According to Frisch, the group started out, in its first few days, with only people she knew. But it spread because members started inviting their friends from outside the rabbi’s immediate circle. And then they invited their friends, and those friends invited their own friends, and it kept going.

Southampton resident Danielle Hess’ dog Betzee, who has appeared in the Mazel Pups Facebook group. (Courtesy of Danielle Hess)

“It felt like there was this environment of joy,” said Robyn Belson, a Voorhees, New Jersey, resident, dog owner and group member since late January. “People were commenting with smiles, hearts.”

When Belson posted a picture of her dog, Gracie, a yellow lab, members flocked to it and commented things like, “Oh sweet girl.” Then Belson did the same for them.

Frisch believes the connections in the group are strong because members are both Jewish and lovers of dogs.
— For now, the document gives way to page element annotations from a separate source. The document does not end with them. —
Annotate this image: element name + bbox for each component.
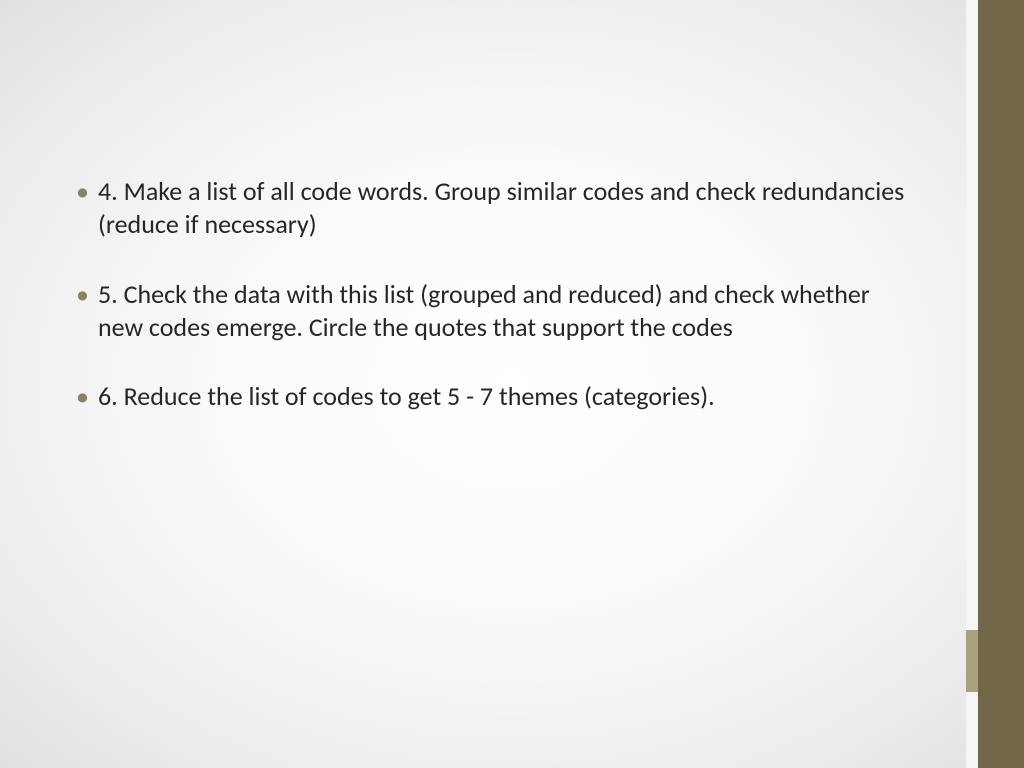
bullet-list: 4. Make a list of all code words. Group … — [70, 175, 914, 413]
bullet-item: 5. Check the data with this list (groupe… — [70, 278, 914, 345]
bullet-text: 5. Check the data with this list (groupe… — [98, 278, 870, 343]
sidebar-outer-band — [978, 0, 1024, 768]
slide-content: 4. Make a list of all code words. Group … — [70, 175, 914, 449]
bullet-item: 4. Make a list of all code words. Group … — [70, 175, 914, 242]
sidebar-accent-block — [966, 630, 978, 692]
presentation-slide: 4. Make a list of all code words. Group … — [0, 0, 1024, 768]
bullet-text: 4. Make a list of all code words. Group … — [98, 175, 904, 240]
bullet-item: 6. Reduce the list of codes to get 5 - 7… — [70, 380, 914, 413]
bullet-text: 6. Reduce the list of codes to get 5 - 7… — [98, 380, 715, 412]
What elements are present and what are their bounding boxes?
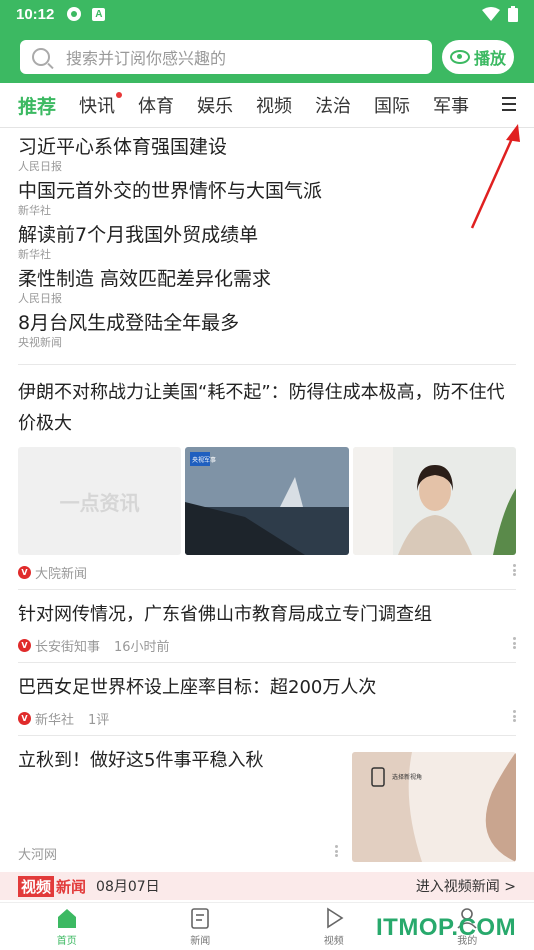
image-badge: 央视军事: [192, 456, 216, 464]
news-images: 一点资讯 央视军事: [18, 447, 516, 555]
nav-video-label: 视频: [323, 935, 344, 947]
news-card[interactable]: 针对网传情况，广东省佛山市教育局成立专门调查组 V 长安街知事 16小时前: [0, 590, 534, 662]
app-a-icon: A: [92, 7, 106, 21]
tab-entertainment[interactable]: 娱乐: [197, 92, 233, 118]
hot-title: 习近平心系体育强国建设: [18, 136, 228, 158]
more-options-icon[interactable]: [513, 564, 516, 576]
wifi-icon: [482, 7, 500, 21]
status-time: 10:12: [16, 5, 55, 23]
news-title: 针对网传情况，广东省佛山市教育局成立专门调查组: [18, 604, 432, 625]
tab-military[interactable]: 军事: [433, 92, 469, 118]
placeholder-image: 一点资讯: [18, 447, 182, 555]
more-options-icon[interactable]: [513, 710, 516, 722]
play-button[interactable]: 播放: [442, 40, 514, 74]
news-source: 新华社: [35, 712, 75, 728]
search-icon: [32, 48, 50, 66]
play-icon: [326, 907, 344, 928]
battery-icon: [508, 6, 518, 22]
tab-recommend[interactable]: 推荐: [18, 92, 56, 119]
status-icons: A: [66, 6, 106, 22]
tab-flash-label: 快讯: [79, 96, 116, 117]
unread-dot: [116, 92, 123, 98]
hot-source: 央视新闻: [18, 336, 62, 349]
hot-title: 8月台风生成登陆全年最多: [18, 312, 240, 334]
app-screen: 10:12 A 搜索并订阅你感兴趣的 播放 推荐 快讯 体育 娱乐 视频 法治 …: [0, 0, 534, 950]
news-title: 伊朗不对称战力让美国“耗不起”：防得住成本极高，防不住代价极大: [18, 382, 505, 434]
news-source: 大院新闻: [35, 566, 88, 582]
more-options-icon[interactable]: [513, 637, 516, 649]
search-placeholder: 搜索并订阅你感兴趣的: [66, 49, 227, 68]
status-bar: 10:12 A: [0, 0, 534, 28]
search-bar[interactable]: 搜索并订阅你感兴趣的: [20, 40, 432, 74]
nav-news-label: 新闻: [190, 935, 211, 947]
hot-title: 柔性制造 高效匹配差异化需求: [18, 268, 272, 290]
hot-source: 新华社: [18, 248, 51, 261]
news-card[interactable]: 伊朗不对称战力让美国“耗不起”：防得住成本极高，防不住代价极大 一点资讯 央视军…: [0, 365, 534, 589]
home-icon: [57, 908, 76, 928]
status-right: [482, 6, 518, 22]
source-badge-icon: V: [18, 711, 31, 725]
image-caption: 选择新视角: [392, 773, 422, 781]
hot-list: 习近平心系体育强国建设 人民日报 中国元首外交的世界情怀与大国气派 新华社 解读…: [0, 128, 534, 354]
news-card[interactable]: 立秋到！做好这5件事平稳入秋 大河网 选择新视角: [0, 736, 534, 868]
news-title: 立秋到！做好这5件事平稳入秋: [18, 750, 264, 771]
news-source: 长安街知事: [35, 639, 101, 655]
news-tag: 新闻: [56, 877, 87, 896]
warship-image: 央视军事: [185, 447, 349, 555]
source-badge-icon: V: [18, 565, 31, 579]
tab-international[interactable]: 国际: [374, 92, 410, 118]
news-meta: 大河网: [18, 836, 338, 870]
tab-sports[interactable]: 体育: [138, 92, 174, 118]
list-item[interactable]: 柔性制造 高效匹配差异化需求 人民日报: [18, 266, 516, 310]
list-item[interactable]: 习近平心系体育强国建设 人民日报: [18, 134, 516, 178]
news-comments: 1评: [88, 712, 110, 728]
play-button-label: 播放: [473, 49, 506, 68]
source-badge-icon: V: [18, 638, 31, 652]
tab-flash[interactable]: 快讯: [79, 92, 123, 118]
tab-video[interactable]: 视频: [256, 92, 292, 118]
news-time: 16小时前: [114, 639, 170, 655]
eye-icon: [449, 50, 470, 64]
news-card[interactable]: 巴西女足世界杯设上座率目标：超200万人次 V 新华社 1评: [0, 663, 534, 735]
news-meta: V 新华社 1评: [18, 701, 516, 735]
news-meta: V 大院新闻: [18, 555, 516, 589]
header: 10:12 A 搜索并订阅你感兴趣的 播放: [0, 0, 534, 83]
video-news-banner[interactable]: 视频 新闻 08月07日 进入视频新闻 >: [0, 872, 534, 900]
more-options-icon[interactable]: [335, 845, 338, 857]
hot-source: 人民日报: [18, 160, 62, 173]
hot-source: 新华社: [18, 204, 51, 217]
annotation-arrow-icon: [470, 124, 520, 229]
hot-title: 解读前7个月我国外贸成绩单: [18, 224, 259, 246]
list-item[interactable]: 中国元首外交的世界情怀与大国气派 新华社: [18, 178, 516, 222]
banner-date: 08月07日: [96, 879, 160, 895]
nav-news[interactable]: 新闻: [134, 903, 268, 950]
news-source: 大河网: [18, 847, 58, 863]
sync-icon: [67, 7, 82, 21]
nav-home-label: 首页: [56, 935, 77, 947]
hot-title: 中国元首外交的世界情怀与大国气派: [18, 180, 323, 202]
hot-source: 人民日报: [18, 292, 62, 305]
news-title: 巴西女足世界杯设上座率目标：超200万人次: [18, 677, 377, 698]
menu-icon[interactable]: [502, 97, 516, 111]
news-meta: V 长安街知事 16小时前: [18, 628, 516, 662]
tab-law[interactable]: 法治: [315, 92, 351, 118]
video-tag: 视频: [18, 875, 55, 897]
list-item[interactable]: 解读前7个月我国外贸成绩单 新华社: [18, 222, 516, 266]
autumn-image: 选择新视角: [352, 752, 516, 862]
news-icon: [191, 907, 210, 929]
watermark-text: ITMOP.COM: [376, 914, 517, 941]
spokesperson-image: [352, 447, 516, 555]
nav-home[interactable]: 首页: [0, 903, 134, 950]
list-item[interactable]: 8月台风生成登陆全年最多 央视新闻: [18, 310, 516, 354]
enter-video-news-link[interactable]: 进入视频新闻 >: [416, 876, 516, 896]
channel-tabs: 推荐 快讯 体育 娱乐 视频 法治 国际 军事: [0, 83, 534, 128]
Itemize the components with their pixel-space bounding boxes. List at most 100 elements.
But for 18Doors, the rabbi runs a fellowship for rabbis who work with interfaith couples and parents, and her Facebook group is open to non-Jews, too.

As the administrator explains it, members are both Jewish and Jew-ish, meaning some have married a Jew but maintained their own religious identity. Several people have posted pictures of their dogs playing with Chanukah toys in front of Christmas trees.

“It’s just meant to be fun,” Frisch said. “And it’s meant to share common love.”

That love runs deeper during these isolating pandemic times, Frisch said. She started noticing the dog trend at weddings over the last two years, as COVID forced people to stay home more often.

Some members think that Mazel Pups is a balm for the general feeling of negativity in the wider world. They said they liked that the group was unifying and apolitical.

“It’s an outlet,” said Danielle Hess, a Southampton resident and the owner of a doodle named Betzee. “It’s just stupid things dogs do. Or cute things dogs do. Dogs are such a part of our life.”

Group members have started to post about possible meetups in local dog parks. Frisch, for her part, might want to do a Mazel Pups podcast or Instagram at some point.

“I very much enjoy doing this,” she said.